Avec LG CLOiD, la bascule est symbolique : les géants de l’électroménager ne se contentent plus d’objets connectés, ils visent un robot “tout-en-un” capable de comprendre et surtout d’agir. Dextérité multi-doigts, bras articulés, navigation autonome héritée des aspirateurs, intégration domotique via ThinQ : la promesse est celle d’un corps capable d’opérer dans l’écosystème du foyer — ouvrir, ranger, lancer un cycle, manipuler des objets fragiles.
Le vrai tournant, toutefois, est logiciel : l’ombre portée de l’IA physique, où perception visuelle, langage et action s’enchaînent enfin dans une boucle crédible. On n’ordonne plus à une machine d’exécuter un script ; on lui demande d’interpréter une scène et de choisir une séquence d’actes pertinents. Sur le papier, c’est la clé de voûte du robot domestique.

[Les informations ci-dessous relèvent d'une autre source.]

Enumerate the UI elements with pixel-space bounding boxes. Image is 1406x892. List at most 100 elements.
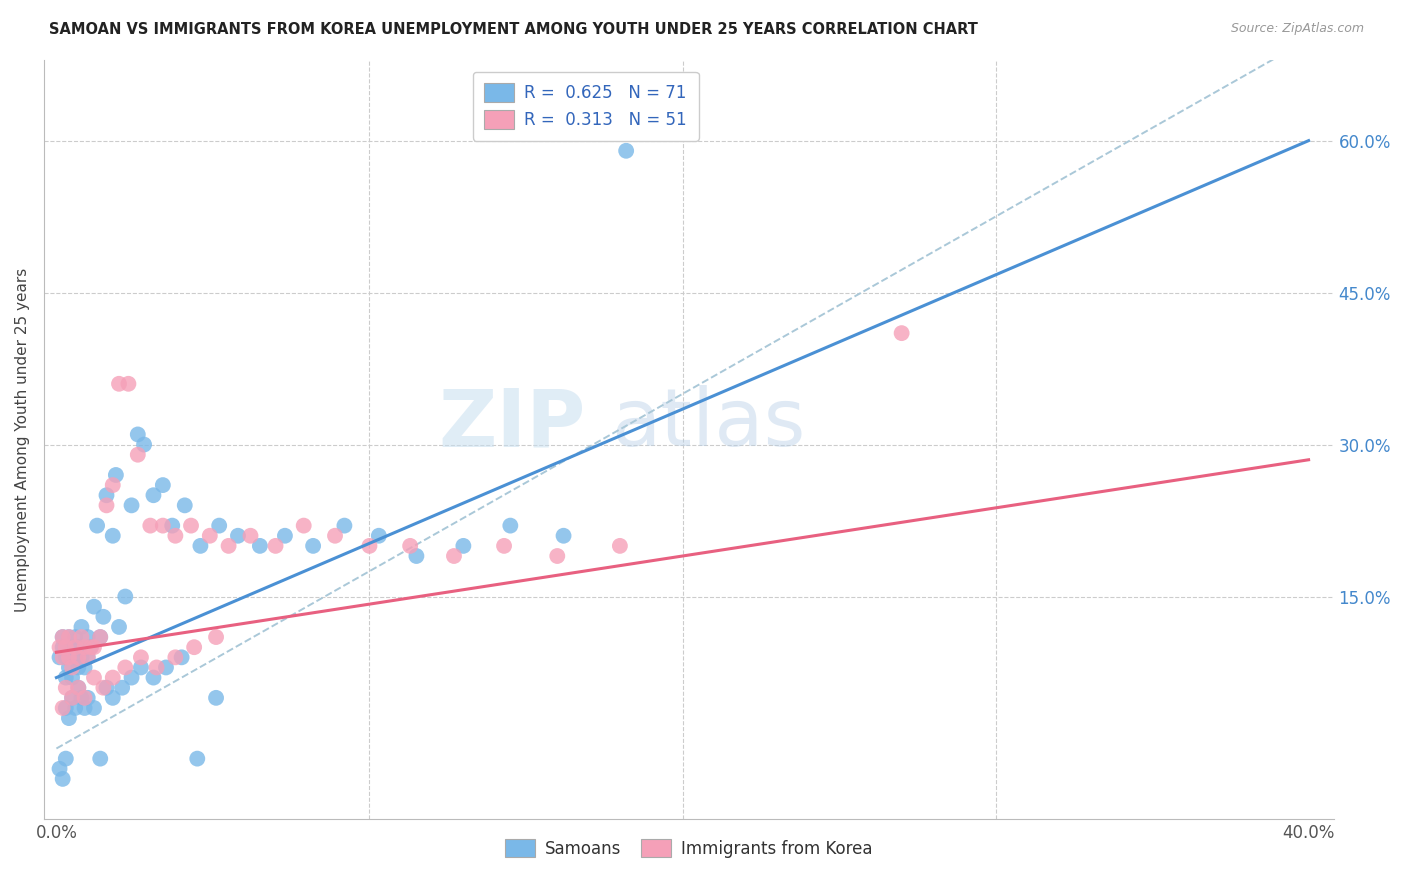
Legend: Samoans, Immigrants from Korea: Samoans, Immigrants from Korea <box>498 832 879 864</box>
Point <box>499 518 522 533</box>
Point <box>443 549 465 563</box>
Point <box>239 529 262 543</box>
Point <box>609 539 631 553</box>
Text: ZIP: ZIP <box>439 385 585 463</box>
Y-axis label: Unemployment Among Youth under 25 years: Unemployment Among Youth under 25 years <box>15 268 30 612</box>
Point <box>63 630 86 644</box>
Point <box>48 762 70 776</box>
Point <box>101 690 124 705</box>
Text: SAMOAN VS IMMIGRANTS FROM KOREA UNEMPLOYMENT AMONG YOUTH UNDER 25 YEARS CORRELAT: SAMOAN VS IMMIGRANTS FROM KOREA UNEMPLOY… <box>49 22 979 37</box>
Point <box>93 681 115 695</box>
Point <box>83 701 105 715</box>
Point <box>302 539 325 553</box>
Point <box>405 549 427 563</box>
Point <box>80 640 103 655</box>
Point <box>180 518 202 533</box>
Point <box>96 499 118 513</box>
Point <box>96 488 118 502</box>
Point <box>165 650 187 665</box>
Point <box>129 650 152 665</box>
Point <box>73 701 96 715</box>
Point <box>80 640 103 655</box>
Point <box>73 660 96 674</box>
Point <box>60 690 83 705</box>
Point <box>83 671 105 685</box>
Point <box>162 518 184 533</box>
Point <box>494 539 516 553</box>
Point <box>165 529 187 543</box>
Point <box>205 690 228 705</box>
Point <box>76 690 98 705</box>
Point <box>67 650 90 665</box>
Point <box>63 640 86 655</box>
Point <box>198 529 221 543</box>
Point <box>132 437 155 451</box>
Point <box>323 529 346 543</box>
Point <box>152 478 174 492</box>
Point <box>104 467 127 482</box>
Point <box>73 640 96 655</box>
Point <box>96 681 118 695</box>
Point <box>76 630 98 644</box>
Point <box>333 518 356 533</box>
Point <box>208 518 231 533</box>
Text: atlas: atlas <box>612 385 806 463</box>
Point <box>52 640 75 655</box>
Point <box>190 539 212 553</box>
Point <box>55 681 77 695</box>
Point <box>58 630 80 644</box>
Point <box>183 640 205 655</box>
Point <box>274 529 297 543</box>
Point <box>67 660 90 674</box>
Point <box>55 751 77 765</box>
Point <box>63 701 86 715</box>
Point <box>52 630 75 644</box>
Point <box>83 640 105 655</box>
Point <box>70 690 93 705</box>
Point <box>70 620 93 634</box>
Point <box>218 539 240 553</box>
Point <box>60 640 83 655</box>
Point <box>48 650 70 665</box>
Point <box>249 539 271 553</box>
Point <box>173 499 195 513</box>
Point <box>67 681 90 695</box>
Point <box>127 427 149 442</box>
Point <box>89 751 111 765</box>
Point <box>114 590 136 604</box>
Point <box>142 488 165 502</box>
Point <box>93 609 115 624</box>
Point <box>139 518 162 533</box>
Point <box>52 630 75 644</box>
Point <box>67 640 90 655</box>
Point <box>127 448 149 462</box>
Point <box>89 630 111 644</box>
Point <box>186 751 208 765</box>
Point <box>101 671 124 685</box>
Point <box>58 630 80 644</box>
Point <box>205 630 228 644</box>
Point <box>114 660 136 674</box>
Point <box>58 711 80 725</box>
Point <box>553 529 575 543</box>
Point <box>108 620 131 634</box>
Point <box>67 681 90 695</box>
Point <box>264 539 287 553</box>
Point <box>58 660 80 674</box>
Point <box>170 650 193 665</box>
Point <box>155 660 177 674</box>
Point <box>108 376 131 391</box>
Point <box>145 660 167 674</box>
Point <box>226 529 249 543</box>
Point <box>63 650 86 665</box>
Point <box>58 650 80 665</box>
Point <box>70 650 93 665</box>
Point <box>546 549 568 563</box>
Point <box>111 681 134 695</box>
Point <box>142 671 165 685</box>
Point <box>101 478 124 492</box>
Point <box>60 690 83 705</box>
Point <box>73 690 96 705</box>
Point <box>52 650 75 665</box>
Point <box>89 630 111 644</box>
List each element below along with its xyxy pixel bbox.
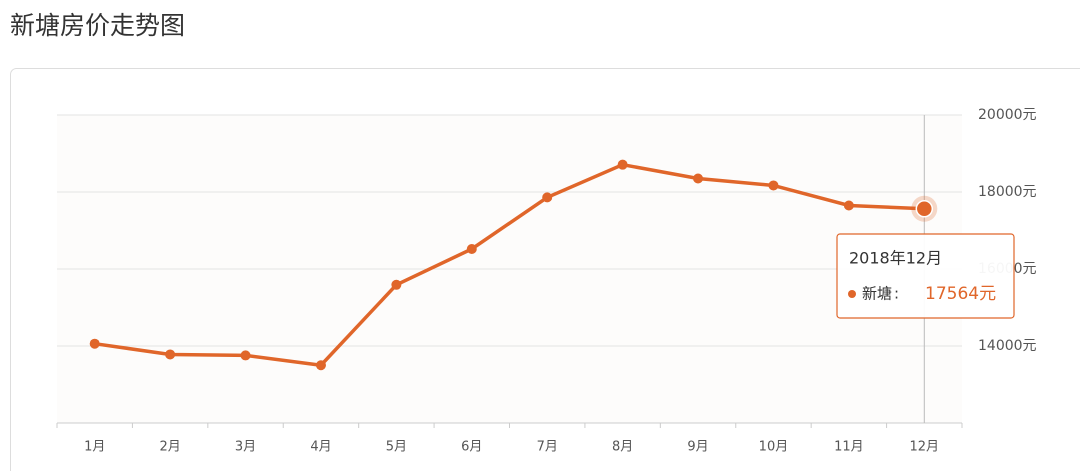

Mais le CES 2026 rappelle aussi ce que l’enthousiasme oublie : la lenteur, l’incertitude et le coût. Pour plier du linge ou charger un lave-vaisselle, l’humain reste immensément plus rapide. Et tant que l’on ne sait pas garantir robustesse, sécurité (enfants, animaux), maintenance et durée de vie, le “majordome” ressemble davantage à une vitrine qu’à un produit. La trajectoire la plus crédible, d’ici 2030, passe par la spécialisation : un robot cuisine, un robot linge, un robot rangement — avant l’illusion du robot total.
Avec Atlas 2026, la démonstration change de nature : moins de prouesses athlétiques, plus de feuille de route. L’objectif affiché — des usages chez Hyundai à horizon 2028 — marque un passage du “show” à l’industrialisation. Le message est clair : l’humanoïde ne vaut pas parce qu’il saute, mais parce qu’il manipule, déplace, s’intègre à une chaîne de production et, idéalement, rentabilise son existence.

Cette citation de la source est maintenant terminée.